Definition 5.6 (Determinant)

The determinant of an \(n\times n\)-matrix \(A\) is defined as

\[ \det A = \sum_{\sigma\in S_n} \sign(\sigma) \prod_{i=1}^n A_{i,\sigma(i)}. \]

Using the Einstein summation convention and the Levi-Cività symbol commonly used in physics, we can also write this as

\[ \det A=\epsilon^{i_1\cdots i_n} A_{1,i_1}\cdots A_{n,i_n}. \]

Note that except in small cases, this is usually not how you compute a determinant. One option is to expand along a row or column, but this is not much more efficient than directly using the definition. To compute the determinant of a larger matrices \(A\), it is most convenient to apply row (or column) operations to reduce \(A\) to triangular (or echelon) form and to use properties 4–6 below.

Property 5.1 (Properties of the determinant)

A square matrix \(A\) is invertible if and only if \(\det(A)\) is non-zero.
Given two \(n\times n\)-matrices \(A\) and \(B\), we have

\[ \det(AB)=(\det A)(\det B). \]
The determinant of a diagonal matrix (and more generally of an upper or lower triangular matrix) is the product of the diagonal entries.
If \(B\) is obtained from \(A\) by scaling a row by a scalar \(c\), then \(\det B=c\det A\).
If \(B\) is obtained from \(A\) by swapping two rows, then \(\det B=-\det A\).
If \(B\) is obtained from \(A\) by adding a multiple of a row to another row, then \(\det B=\det A\).

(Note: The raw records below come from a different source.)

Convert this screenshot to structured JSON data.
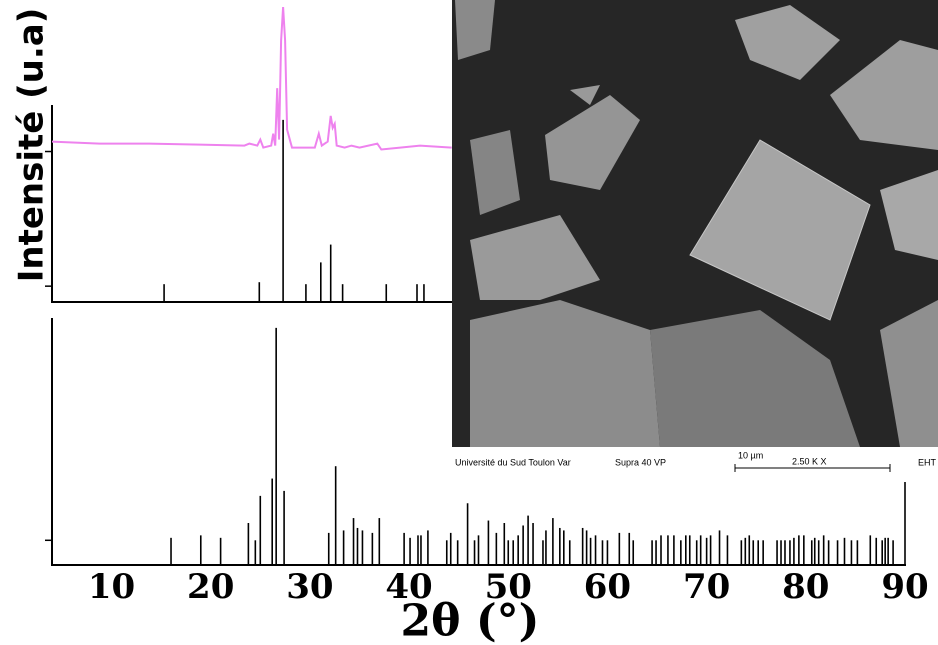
{
  "chart_data": [
    {
      "type": "line",
      "color": "#ee82ee",
      "xlim": [
        4,
        90
      ],
      "ylim": [
        0,
        150
      ],
      "x": [
        4.0,
        8.8,
        13.8,
        18.9,
        23.4,
        23.9,
        24.7,
        25.0,
        25.3,
        26.1,
        26.3,
        26.5,
        26.7,
        26.9,
        27.1,
        27.3,
        27.5,
        27.7,
        28.2,
        29.5,
        30.5,
        30.9,
        31.2,
        31.8,
        32.1,
        32.3,
        32.5,
        32.7,
        33.5,
        34.2,
        35.0,
        36.8,
        37.2,
        39.1,
        41.1,
        44.3
      ],
      "values": [
        81,
        80,
        80,
        79.5,
        79,
        80,
        79,
        82,
        78,
        79,
        85,
        79,
        108,
        82,
        132,
        149,
        132,
        87,
        78,
        78,
        78,
        85,
        79,
        81,
        94,
        88,
        90,
        79,
        78,
        79,
        78,
        80,
        77,
        78,
        79,
        78
      ]
    },
    {
      "type": "stick",
      "color": "#000000",
      "xlim": [
        4,
        90
      ],
      "ylim": [
        0,
        150
      ],
      "yticks": [
        8,
        76
      ],
      "y_label": "Intensité (u.a)",
      "x": [
        15.3,
        24.9,
        27.3,
        29.6,
        31.1,
        32.1,
        33.3,
        37.7,
        40.8,
        41.5
      ],
      "values": [
        9,
        10,
        92,
        9,
        20,
        29,
        9,
        9,
        9,
        9
      ]
    },
    {
      "type": "stick",
      "color": "#000000",
      "xlim": [
        4,
        90
      ],
      "ylim": [
        0,
        100
      ],
      "yticks": [
        10
      ],
      "xticks": [
        10,
        20,
        30,
        40,
        50,
        60,
        70,
        80,
        90
      ],
      "x_label": "2θ (°)",
      "x": [
        16.0,
        19.0,
        21.0,
        23.8,
        24.5,
        25.0,
        26.2,
        26.6,
        27.4,
        31.9,
        32.6,
        33.4,
        34.4,
        34.8,
        35.3,
        36.3,
        37.0,
        39.5,
        40.1,
        40.9,
        41.2,
        41.9,
        43.8,
        44.2,
        44.9,
        45.9,
        46.6,
        47.0,
        48.0,
        48.8,
        49.6,
        50.0,
        50.5,
        51.0,
        51.5,
        52.0,
        52.5,
        53.5,
        53.8,
        54.5,
        55.2,
        55.6,
        56.2,
        57.5,
        57.9,
        58.3,
        58.8,
        59.5,
        60.0,
        61.2,
        62.2,
        62.6,
        64.5,
        64.9,
        65.4,
        66.1,
        66.7,
        67.4,
        67.9,
        68.3,
        69.0,
        69.4,
        70.0,
        70.4,
        71.3,
        72.1,
        73.5,
        73.9,
        74.3,
        74.7,
        75.2,
        75.7,
        77.1,
        77.5,
        77.9,
        78.4,
        78.8,
        79.3,
        79.8,
        80.6,
        80.9,
        81.3,
        81.8,
        82.3,
        83.2,
        83.9,
        84.6,
        85.2,
        86.5,
        87.1,
        87.7,
        88.0,
        88.3,
        88.8,
        90.0
      ],
      "values": [
        11,
        12,
        11,
        17,
        10,
        28,
        35,
        96,
        30,
        13,
        40,
        14,
        19,
        15,
        14,
        13,
        19,
        13,
        11,
        12,
        12,
        14,
        10,
        13,
        10,
        25,
        10,
        12,
        18,
        13,
        17,
        10,
        10,
        12,
        16,
        20,
        17,
        10,
        14,
        19,
        15,
        14,
        10,
        15,
        14,
        11,
        12,
        10,
        10,
        13,
        13,
        10,
        10,
        10,
        12,
        12,
        12,
        10,
        12,
        12,
        10,
        12,
        11,
        12,
        14,
        12,
        10,
        11,
        12,
        10,
        10,
        10,
        10,
        10,
        10,
        10,
        11,
        12,
        12,
        10,
        11,
        10,
        12,
        10,
        10,
        11,
        10,
        10,
        12,
        11,
        10,
        11,
        11,
        10,
        34
      ]
    }
  ],
  "sem_image": {
    "institution": "Université du Sud Toulon Var",
    "instrument": "Supra 40 VP",
    "scale": "10 µm",
    "magnification": "2.50 K X",
    "detector": "EHT"
  }
}
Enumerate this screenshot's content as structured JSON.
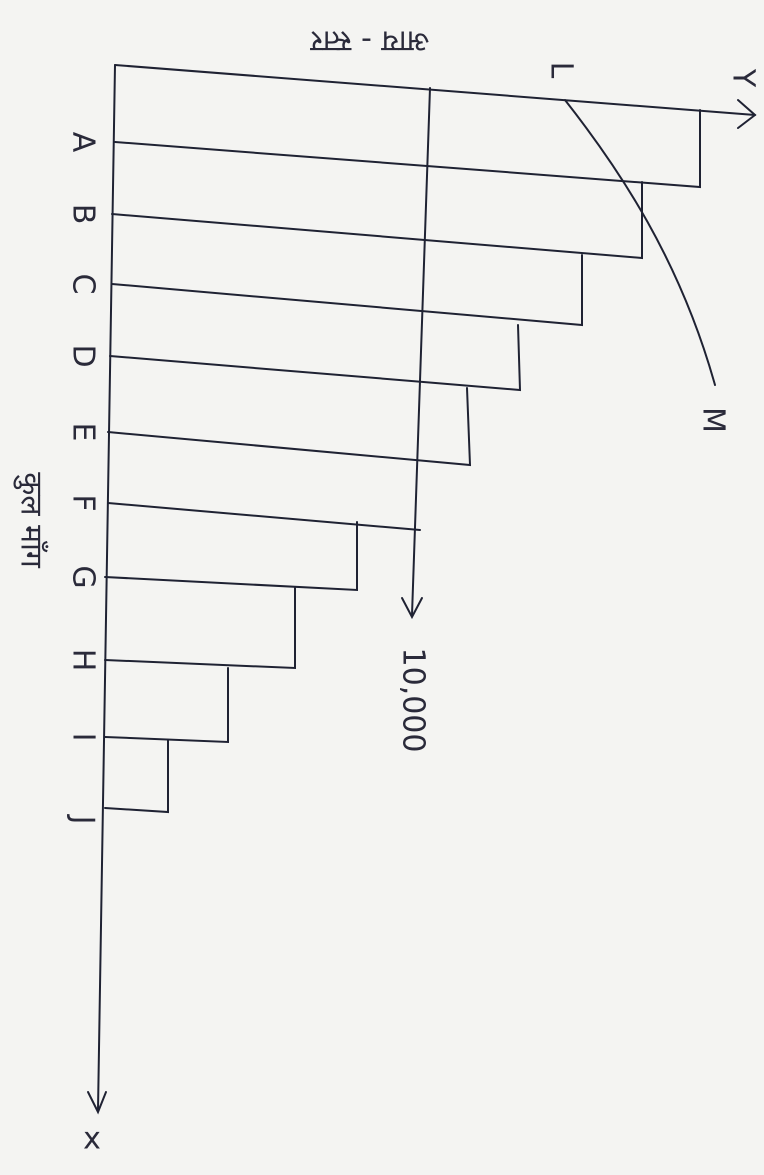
{
  "header": {
    "title": "आय - स्तर"
  },
  "axes": {
    "x": "x",
    "y": "Y"
  },
  "side_label": "कुल माँग",
  "marker": "10,000",
  "curve": {
    "start": "L",
    "end": "M"
  },
  "categories": [
    "A",
    "B",
    "C",
    "D",
    "E",
    "F",
    "G",
    "H",
    "I",
    "J"
  ]
}
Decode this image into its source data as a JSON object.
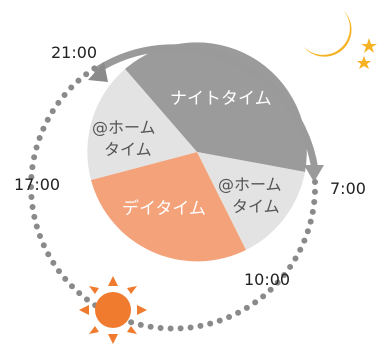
{
  "diagram": {
    "times": {
      "t2100": "21:00",
      "t0700": "7:00",
      "t1000": "10:00",
      "t1700": "17:00"
    },
    "segments": {
      "night": "ナイトタイム",
      "home_right": [
        "@ホーム",
        "タイム"
      ],
      "day": "デイタイム",
      "home_left": [
        "@ホーム",
        "タイム"
      ]
    },
    "icons": {
      "night": "moon-with-stars-icon",
      "day": "sun-icon"
    },
    "colors": {
      "night": "#9b9b9b",
      "home": "#e3e3e3",
      "day": "#f4a27a",
      "arrow": "#9a9a9a",
      "dots": "#8a8a8a",
      "moon": "#f5b324",
      "sun": "#f07a2e"
    }
  }
}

Properties 4–6 also hold for columns instead of rows.

Finally, we define the characteristic polynomial of a square matrix; this will be used in Diagonalisation.

Definition 5.7 (Characteristic polynomial)

The characteristic polynomial of an \(n\times n\)-matrix \(A\) is the polynomial of degree \(n\) in a variable \(t\) defined by

\[ \chi_A(t) = \det(t\id-A). \]

Note

An alternative definition of the characteristic polynomial (which agrees with the one above up to a factor \((-1)^n\)) is

\[ \chi_A(t) = \det(A-t\id). \]

5.4. Exercises#

Exercise 5.1

Show that the definition of the matrix product \(AB\) is the only one for which (5.1) holds.

Exercise 5.2

Compute \([A,B]\) for \(A=\begin{pmatrix}1& 2\\0& 1\end{pmatrix}\) and \(B=\begin{pmatrix}1& 0\\-1& 1\end{pmatrix}\).

Exercise 5.3

Show that if \(A\) is an \(m\times n\)-matrix and \(B\) is an \(n\times m\)-matrix, then we have \(\tr(AB)=\tr(BA)\).

Exercise 5.4

Show that if \(A\) is an \(n\times n\)-matrix and \(c\) is a scalar, then

\[ \tr(cA)=c\tr A \quad\text{and} \det(cA)=c^n\det A. \]

Exercise 5.5

Compute the characteristic polynomial of the matrices

\[\begin{split} \begin{pmatrix}2& -1\\ 3& 2\end{pmatrix} \end{split}\]

and

\[\begin{split} \begin{pmatrix}1& 0& a\\ 0& -1& b\\ 1& 0& c\end{pmatrix} \end{split}\]

(where \(a\), \(b\), \(c\) are scalars).